Risa pun akhirnya buka suara"Kaka tidak salah,justru Risa lah letak kesalahan itu berada,kaka tak seharusnya menikah dengan Risa,karena Risa bukan lah perempuan baik,Sholehah juga berpendidikan dan Risa begitu banyak kekurangan nya,tak pantas Risa bersanding dengan kaka."sahut Risa, dengan mata berkaca-kaca,menahan tangis.
"Sayang,tidak ada manusia terlahir sempurna di dunia ini, segala kekurangan pasti ada kelebihan,kamu adalah wanita yang baik,karena sanggup menjaga kehormatan mu untuk suamimu,dan kamu adalah wanita Sholehah Karena kamu taat pada Allah juga ke pada kedua orang tua mu dan takut membohongi mereka,dan siapa bilang kamu tidak berpendidikan,?kamu selalu menjalankan perintah Allah dan menutup aurat mu serta menutupi aib rumah tangga mu,dan kamu tidak menghina,penghibah dan mencela orang lain,serta menjaga akhlak mu,itu adalah wanita yang berpendidikan,kamu adalah calon ibu yang hebat"jawab Reihan,lembut,sambil menatap sayu istrinya.
"Itu menurut kaka,tapi tidak menurut orang lain,mereka bilang,Risa tak pantas untuk kaka, kaka juga menikah dengan Risa,karena terpaksa kan,?agar kaka bisa melupakan ka Jiah, pada hal sebenarnya kaka masih sangat mencintai ka Jiah, buktinya kaka masih sangat hapal bentuk fisik dan rupa ka Jiah mulai dari dulu,dan cinta kaka untuk Risa itu hanya palsu...!!!,ka Sarah juga berkata,kaka tidak akan mungkin mencintai perempuan seperti Risa,Kaka juga sering menemui ka Sarah kan? ka Sarah bilang Kaka selalu menemuinya langsung saat kaka pulang dari luar kota,sebelum menemui Risa,kaka juga pernah memeluk ka Sarah kan,tanpa sepengetahuan Risa,kalau kaka lebih tertarik pada ka Sarah,kenapa tidak kaka ceraikan saja Risa ka....!!!dan kaka bisa menikah dengan ka Sarah, Risa ikhlas dan akan pergi jauh dari kota ini,agar kalian bahagia,lagi pula, dari awal Risa juga tidak mencintai kaka,dan Risa minta,sebaiknya kita bercerai saja"sahut Risa dengan penuh emosi dan berderai air mata.
Duuaaarrrr....
Hati Reihan terasa sakit bagaikan di tusuk sembilu,mendengar tuduhan dan perkataan yang terucap dari bibir istrinya.

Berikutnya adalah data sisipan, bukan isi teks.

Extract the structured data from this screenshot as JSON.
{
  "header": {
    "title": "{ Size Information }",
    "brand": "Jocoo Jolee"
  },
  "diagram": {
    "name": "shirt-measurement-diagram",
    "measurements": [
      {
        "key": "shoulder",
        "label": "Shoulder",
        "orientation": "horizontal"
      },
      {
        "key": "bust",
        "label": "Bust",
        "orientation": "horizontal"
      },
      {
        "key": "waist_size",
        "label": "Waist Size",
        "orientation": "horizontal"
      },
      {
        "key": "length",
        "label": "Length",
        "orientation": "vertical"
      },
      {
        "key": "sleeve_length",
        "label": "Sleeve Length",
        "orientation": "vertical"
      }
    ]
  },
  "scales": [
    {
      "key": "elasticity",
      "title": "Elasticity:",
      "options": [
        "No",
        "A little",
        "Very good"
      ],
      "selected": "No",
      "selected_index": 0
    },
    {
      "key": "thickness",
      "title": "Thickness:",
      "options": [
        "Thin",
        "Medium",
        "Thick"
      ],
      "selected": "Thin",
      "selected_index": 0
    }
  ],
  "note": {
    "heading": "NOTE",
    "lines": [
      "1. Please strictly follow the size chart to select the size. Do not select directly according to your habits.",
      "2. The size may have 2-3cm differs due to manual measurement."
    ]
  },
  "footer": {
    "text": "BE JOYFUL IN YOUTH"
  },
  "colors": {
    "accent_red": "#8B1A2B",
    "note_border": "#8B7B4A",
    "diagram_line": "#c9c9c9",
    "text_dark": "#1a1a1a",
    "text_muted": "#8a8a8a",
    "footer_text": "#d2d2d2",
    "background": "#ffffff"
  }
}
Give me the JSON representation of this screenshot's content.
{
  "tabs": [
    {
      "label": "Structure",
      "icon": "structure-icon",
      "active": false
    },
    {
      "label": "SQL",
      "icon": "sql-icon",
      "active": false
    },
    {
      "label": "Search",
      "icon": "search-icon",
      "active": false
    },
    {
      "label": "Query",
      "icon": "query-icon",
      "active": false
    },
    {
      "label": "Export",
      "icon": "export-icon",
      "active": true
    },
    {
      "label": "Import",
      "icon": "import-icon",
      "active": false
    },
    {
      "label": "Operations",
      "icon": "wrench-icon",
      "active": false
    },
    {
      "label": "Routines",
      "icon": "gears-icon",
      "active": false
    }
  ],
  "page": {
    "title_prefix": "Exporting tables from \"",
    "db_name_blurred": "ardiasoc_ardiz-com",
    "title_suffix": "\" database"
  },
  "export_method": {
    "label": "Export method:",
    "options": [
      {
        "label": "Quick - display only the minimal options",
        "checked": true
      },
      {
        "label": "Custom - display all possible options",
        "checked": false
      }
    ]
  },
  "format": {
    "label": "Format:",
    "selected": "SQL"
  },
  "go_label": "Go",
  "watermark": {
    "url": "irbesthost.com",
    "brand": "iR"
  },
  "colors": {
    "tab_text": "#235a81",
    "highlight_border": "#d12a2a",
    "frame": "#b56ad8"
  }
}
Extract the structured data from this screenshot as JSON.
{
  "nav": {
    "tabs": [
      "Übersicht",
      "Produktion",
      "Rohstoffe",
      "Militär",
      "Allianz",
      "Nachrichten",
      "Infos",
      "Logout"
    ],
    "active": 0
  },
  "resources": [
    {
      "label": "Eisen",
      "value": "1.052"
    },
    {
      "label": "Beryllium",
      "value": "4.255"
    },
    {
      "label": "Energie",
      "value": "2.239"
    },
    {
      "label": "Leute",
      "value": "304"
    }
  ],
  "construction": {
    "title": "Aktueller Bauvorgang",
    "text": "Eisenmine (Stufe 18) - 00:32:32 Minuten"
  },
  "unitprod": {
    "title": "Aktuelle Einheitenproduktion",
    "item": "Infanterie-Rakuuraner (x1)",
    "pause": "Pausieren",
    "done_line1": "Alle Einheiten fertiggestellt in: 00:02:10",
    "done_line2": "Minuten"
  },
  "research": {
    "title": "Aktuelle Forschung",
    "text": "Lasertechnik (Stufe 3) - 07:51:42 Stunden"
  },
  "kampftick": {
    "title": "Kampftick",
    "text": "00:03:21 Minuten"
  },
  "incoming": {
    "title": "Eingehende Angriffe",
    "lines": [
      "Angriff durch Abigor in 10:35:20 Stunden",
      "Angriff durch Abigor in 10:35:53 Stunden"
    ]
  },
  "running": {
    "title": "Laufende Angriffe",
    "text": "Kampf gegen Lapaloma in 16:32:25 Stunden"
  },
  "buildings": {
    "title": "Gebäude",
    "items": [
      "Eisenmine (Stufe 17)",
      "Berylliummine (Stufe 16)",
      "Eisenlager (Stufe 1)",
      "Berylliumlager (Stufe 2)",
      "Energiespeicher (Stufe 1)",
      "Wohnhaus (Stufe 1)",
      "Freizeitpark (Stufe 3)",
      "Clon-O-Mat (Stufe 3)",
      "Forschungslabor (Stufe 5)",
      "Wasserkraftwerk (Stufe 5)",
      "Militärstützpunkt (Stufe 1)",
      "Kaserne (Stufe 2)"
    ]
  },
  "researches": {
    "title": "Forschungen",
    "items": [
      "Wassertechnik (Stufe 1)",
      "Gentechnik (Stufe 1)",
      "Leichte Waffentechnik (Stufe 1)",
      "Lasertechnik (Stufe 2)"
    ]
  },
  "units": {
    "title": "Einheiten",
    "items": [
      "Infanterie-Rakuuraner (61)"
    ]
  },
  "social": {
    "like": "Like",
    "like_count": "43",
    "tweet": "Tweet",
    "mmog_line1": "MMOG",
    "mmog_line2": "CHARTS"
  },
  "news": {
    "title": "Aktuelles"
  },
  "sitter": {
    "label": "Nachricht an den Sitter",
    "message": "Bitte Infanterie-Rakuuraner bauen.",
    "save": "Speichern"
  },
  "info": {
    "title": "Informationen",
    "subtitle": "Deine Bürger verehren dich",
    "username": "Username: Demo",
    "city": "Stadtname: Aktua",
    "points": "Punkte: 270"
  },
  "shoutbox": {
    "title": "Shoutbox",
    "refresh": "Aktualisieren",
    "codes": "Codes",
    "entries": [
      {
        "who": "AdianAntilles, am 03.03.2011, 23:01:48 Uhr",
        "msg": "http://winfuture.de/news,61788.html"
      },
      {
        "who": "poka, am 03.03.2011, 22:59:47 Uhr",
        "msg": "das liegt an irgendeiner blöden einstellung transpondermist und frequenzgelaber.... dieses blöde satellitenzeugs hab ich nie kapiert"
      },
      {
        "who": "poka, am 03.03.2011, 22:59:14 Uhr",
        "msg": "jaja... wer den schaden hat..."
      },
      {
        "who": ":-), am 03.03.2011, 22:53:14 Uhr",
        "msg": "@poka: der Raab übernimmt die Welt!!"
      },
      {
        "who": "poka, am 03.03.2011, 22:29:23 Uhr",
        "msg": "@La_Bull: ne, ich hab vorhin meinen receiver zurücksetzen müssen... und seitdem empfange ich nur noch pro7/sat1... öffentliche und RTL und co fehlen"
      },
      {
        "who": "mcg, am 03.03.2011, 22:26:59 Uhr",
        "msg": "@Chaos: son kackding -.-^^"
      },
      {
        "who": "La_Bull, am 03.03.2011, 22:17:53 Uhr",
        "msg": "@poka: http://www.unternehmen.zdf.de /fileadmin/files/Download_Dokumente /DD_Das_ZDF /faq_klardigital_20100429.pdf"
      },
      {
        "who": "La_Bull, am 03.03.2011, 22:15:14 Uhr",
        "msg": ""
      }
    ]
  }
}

"Astagfirullah,sayang..!!!istighfar,demi Allah kaka tidak mencintai Jiah,dan kaka minta maaf karena kaka khilaf,tanpa sadar kaka telah memuji wanita lain di hadapan istri kaka sendiri, dan demi Allah kaka tak bermaksud menyakiti hati mu sayang,dan soal ka Sarah,memang benar kaka sering mampir ke toko di waktu bapak tidak ada,dan kadang bertepatan waktu ketika Kaka pulang dari luar kota,karena Kaka mendapat laporan dari teman kaka,di jam tertentu ka Sarah sering membawa teman laki-lakinya ke toko,dan Kaka ingin membuktikan laporan itu,dan ternyata memang benar, pada jam tertentu ada laki-laki yang selalu masuk ke dalam toko bapak,ketika bapak tidak ada,Kaka ke sana untuk mengusir laki-laki itu,Kaka ingin menjaga aib keluarga mu sayang,dan tuduhan memeluk ka Sarah itu adalah kesalahan yang tidak di sengaja, waktu itu ka Sarah sedang memakai baju mu yang pernah Kaka belikan untuk mu,dan di saat dia berdiri membelakangi Kaka,Kaka kira itu adalah kamu sayang,dan Kaka langsung memeluknya dari belakang,tapi setelah kaka tau dan menyadari itu bukan kamu,Kaka terkejut dan langsung melepaskan pelukan itu,demi Allah tak sedikit pun Kaka berbuat zinah atau pun menyukai Sarah,samua yang di tuduh kan itu adalah fitnah,dan satu lagi,ingat lah baik-baik, cinta Kaka tulus untuk mu,walau pun kamu membenci dan tak mencintai kaka,dan Kaka mohon jangan pernah lagi,untuk meminta cerai pada kaka,kerena sampai kapan pun,hal itu tak akan pernah terjadi, prinsip kaka,menikah itu cuma sekali seumur hidup,dan akan setia hanya pada satu wanita,yaitu dengan istri kaka sendiri."jawab Reihan sambil menangis,ia merasa sangat kecewa dan marah atas apa yang di tuduh kan istrinya ke pada nya,hati nya terluka.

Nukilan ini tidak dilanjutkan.